5 up, 5 down: Animated Charlie Brown

The idea of this is simple: list 5 pros and cons of a particular topic. Figured I'd start with something I've seen a lot of, lately - Charlie Brown TV specials (Liam is obsessed at the moment).

The Pros:

1. Let's get the big one out of the way first: A Charlie Brown Christmas is the single greatest piece of holiday-related television programming ever. This is not opinion, but a flat-out fact.

2. Most of the best of the specials adapt well-loved storylines from the strip, and adapt them very faithfully at that, right down to dialog and recreations of individual panels.

3. They used actual children for the voices, and even left in some of the minor line flubs. It makes everything sound that much more authentic, and proves that there's little in life funnier than listening to little kids say big words.

4. The This is America, Charlie Brown series and Veterans Day-themed What Have We Learned, Charlie Brown? are a clever way to make kids learn a little history as they're entertained. Bonus points to WHWL,CB? for taking place directly after Bon Voyage, Charlie Brown (And Don't Come Back!) continuity-wise, since Chuck, Linus, Peppermint Patty, Marcy, and Snoopy are depicted on their way back from their French exchange student experience. I thought that was a fun nod to one of my favorite non-holiday outings of the Peanuts gang.

5. The sadly-short-lived Saturday morning show, The Charlie Brown and Snoopy Show, featured several segments with Rerun on the back of the Van Pelt family bicycle, and I always enjoyed the strips those were based on. Rerun was always a lot more awesome than he ever got credit for, especially as he got older and wanted to be an underground cartoonist.

I could go on (and on and on and on), but I have to move onto...

The Cons:

1. Eventually, they ran out of good holidays. It's pretty hard to work up excitement for an Arbor Day special (even if the show itself is surprisingly not-that-bad).

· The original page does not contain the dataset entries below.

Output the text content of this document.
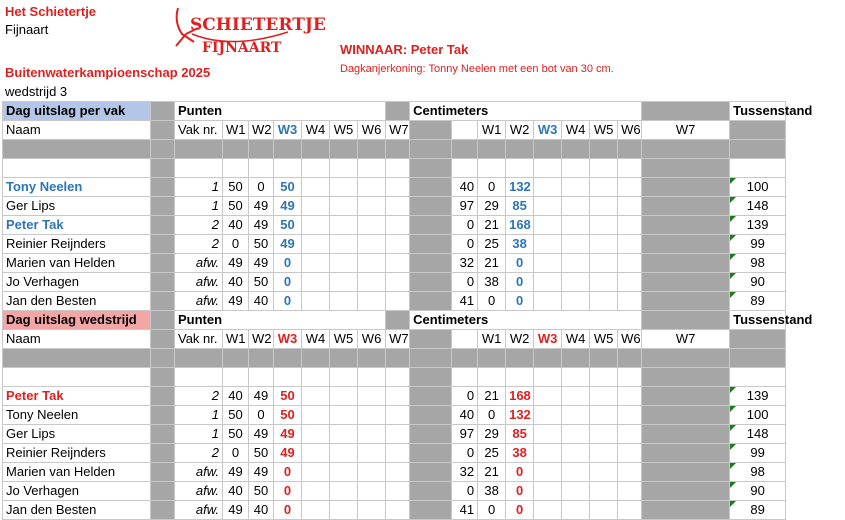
Het Schietertje
Fijnaart
Buitenwaterkampioenschap 2025
wedstrijd 3
SCHIETERTJE
FIJNAART	WINNAAR: Peter Tak
Dagkanjerkoning: Tonny Neelen met een bot van 30 cm.
Dag uitslag per vak		Punten								Centimeters									Tussenstand	
Naam		Vak nr.	W1	W2	W3	W4	W5	W6	W7			W1	W2	W3	W4	W5	W6	W7			

Tony Neelen		1	50	0	50						40	0	132						100	
Ger Lips		1	50	49	49						97	29	85						148	
Peter Tak		2	40	49	50						0	21	168						139	
Reinier Reijnders		2	0	50	49						0	25	38						99	
Marien van Helden		afw.	49	49	0						32	21	0						98	
Jo Verhagen		afw.	40	50	0						0	38	0						90	
Jan den Besten		afw.	49	40	0						41	0	0						89	
Dag uitslag wedstrijd		Punten								Centimeters									Tussenstand	
Naam		Vak nr.	W1	W2	W3	W4	W5	W6	W7			W1	W2	W3	W4	W5	W6	W7			

Peter Tak		2	40	49	50						0	21	168						139	
Tony Neelen		1	50	0	50						40	0	132						100	
Ger Lips		1	50	49	49						97	29	85						148	
Reinier Reijnders		2	0	50	49						0	25	38						99	
Marien van Helden		afw.	49	49	0						32	21	0						98	
Jo Verhagen		afw.	40	50	0						0	38	0						90	
Jan den Besten		afw.	49	40	0						41	0	0						89	
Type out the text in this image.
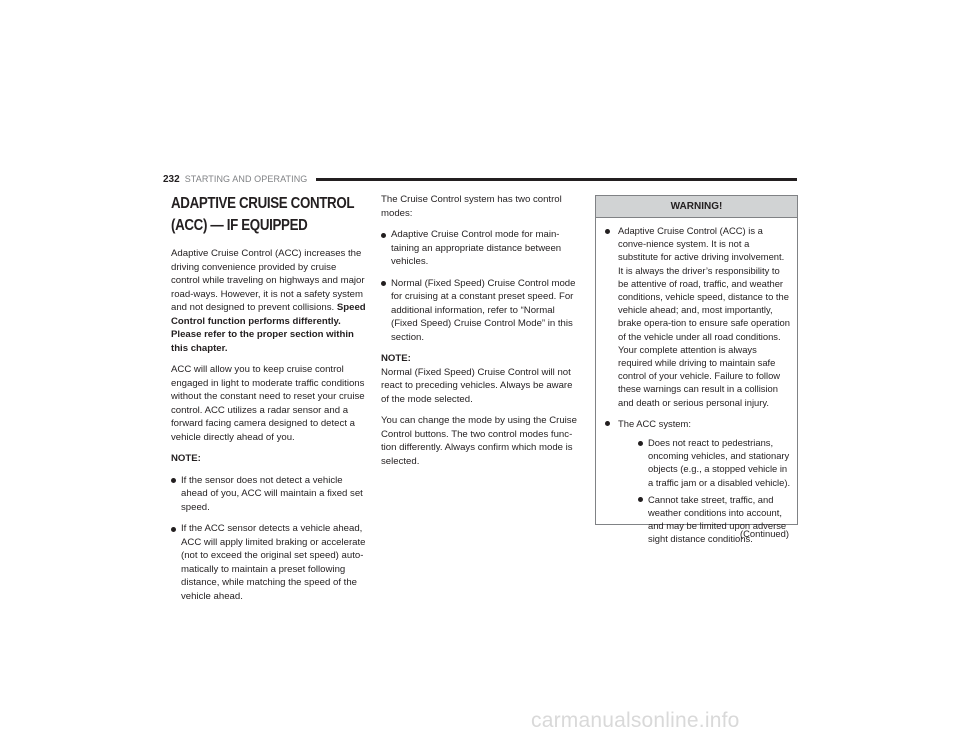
232 STARTING AND OPERATING
ADAPTIVE CRUISE CONTROL (ACC) — IF EQUIPPED

Adaptive Cruise Control (ACC) increases the driving convenience provided by cruise control while traveling on highways and major road-ways. However, it is not a safety system and not designed to prevent collisions. Speed Control function performs differently. Please refer to the proper section within this chapter.

ACC will allow you to keep cruise control engaged in light to moderate traffic conditions without the constant need to reset your cruise control. ACC utilizes a radar sensor and a forward facing camera designed to detect a vehicle directly ahead of you.

NOTE:

If the sensor does not detect a vehicle ahead of you, ACC will maintain a fixed set speed.
If the ACC sensor detects a vehicle ahead, ACC will apply limited braking or accelerate (not to exceed the original set speed) auto-matically to maintain a preset following distance, while matching the speed of the vehicle ahead.

The Cruise Control system has two control modes:

Adaptive Cruise Control mode for main-taining an appropriate distance between vehicles.
Normal (Fixed Speed) Cruise Control mode for cruising at a constant preset speed. For additional information, refer to “Normal (Fixed Speed) Cruise Control Mode” in this section.

NOTE:

Normal (Fixed Speed) Cruise Control will not react to preceding vehicles. Always be aware of the mode selected.

You can change the mode by using the Cruise Control buttons. The two control modes func-tion differently. Always confirm which mode is selected.

WARNING!
Adaptive Cruise Control (ACC) is a conve-nience system. It is not a substitute for active driving involvement. It is always the driver’s responsibility to be attentive of road, traffic, and weather conditions, vehicle speed, distance to the vehicle ahead; and, most importantly, brake opera-tion to ensure safe operation of the vehicle under all road conditions. Your complete attention is always required while driving to maintain safe control of your vehicle. Failure to follow these warnings can result in a collision and death or serious personal injury.
The ACC system:
Does not react to pedestrians, oncoming vehicles, and stationary objects (e.g., a stopped vehicle in a traffic jam or a disabled vehicle).
Cannot take street, traffic, and weather conditions into account, and may be limited upon adverse sight distance conditions.
(Continued)
carmanualsonline.info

2. They tended to run out of good ideas in the 80s. Like that one where Snoopy turns Charlie Brown invisible. And Flashbeagle. Nobody needed to see Snoopy in legwarmers. Nobody.

3. They actually showed the Little Red Haired Girl. And, IIRC, they gave her a name, too (I think it was Heather). This just seems so wrong, and there was no way any depiction of her could do justice to the 30-40 years she'd been built up in everyone's heads at that point. And not to be mean, but what we got for the LRHG really wasn't the sort of girl whose looks would set Charlie Brown's heart permanently aflutter and drive Peppermint Patty to tears, I'm sorry. Those huge red circles for cheeks always creeped me out.

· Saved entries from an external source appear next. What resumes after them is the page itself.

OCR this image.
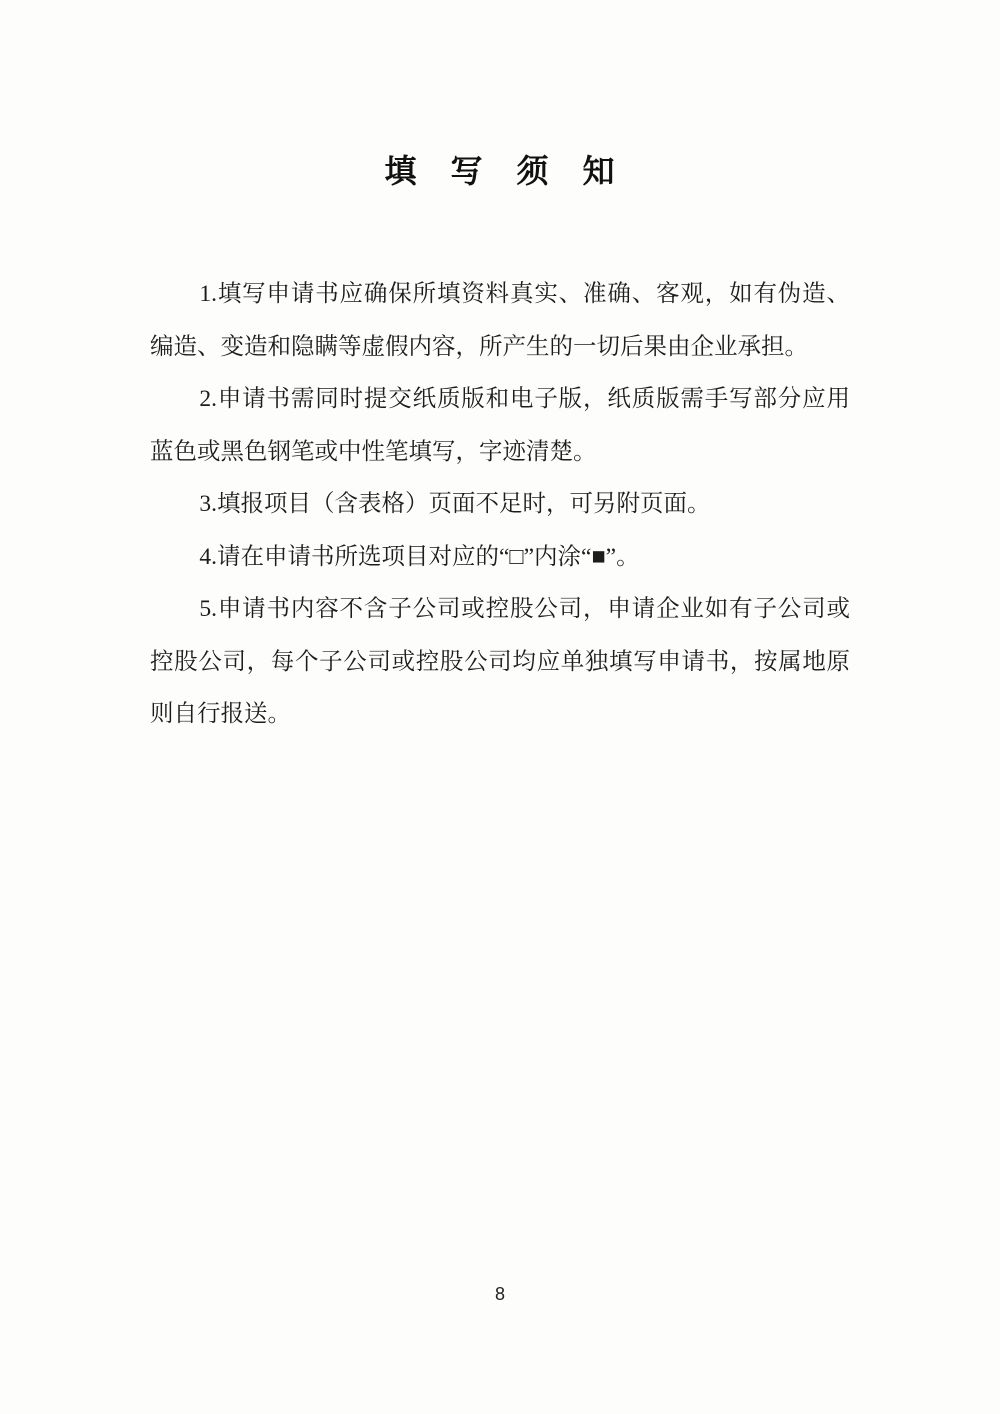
填　写　须　知

1.填写申请书应确保所填资料真实、准确、客观，如有伪造、编造、变造和隐瞒等虚假内容，所产生的一切后果由企业承担。

2.申请书需同时提交纸质版和电子版，纸质版需手写部分应用蓝色或黑色钢笔或中性笔填写，字迹清楚。

3.填报项目（含表格）页面不足时，可另附页面。

4.请在申请书所选项目对应的“□”内涂“■”。

5.申请书内容不含子公司或控股公司，申请企业如有子公司或控股公司，每个子公司或控股公司均应单独填写申请书，按属地原则自行报送。

8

A Special TV Presentation: You Can Pull Better, Charlie Brown!

4. I don't remember which one it was off the top of my head, but one of the later entries actually used a real human voice for the teacher, Miss Othmar, and not a muted trumpet. Like seeing the adults' legs in the infamous golf tournament sequence in the strip, it was just very jarring and contrary to the world we had long since been presented.

5. In It's Your First Kiss, Charlie Brown (which marked the LRHG's onscreen debut), everyone blames placekicker Charlie Brown for losing the big football game, even though it's clearly Lucy's fault since she is apparently incapable of not snatching the football away from Charlie Brown. Even as a little kid, that pissed me off... like Charlie Brown didn't have enough problems in his life without everyone treating him like shit for stuff he didn't even do.

1 comment:

  1. Con #5 pissed me off, too. But by then, the whole thing was in the hands of people who just didn't get it- I'll bet Schulz didn't know or care.

    Actually, I've always held that the only two specials that are worthwhile are Christmas and Great Pumpkin- after that, there was a subtle (and later not-so-subtle) change in the thought processes.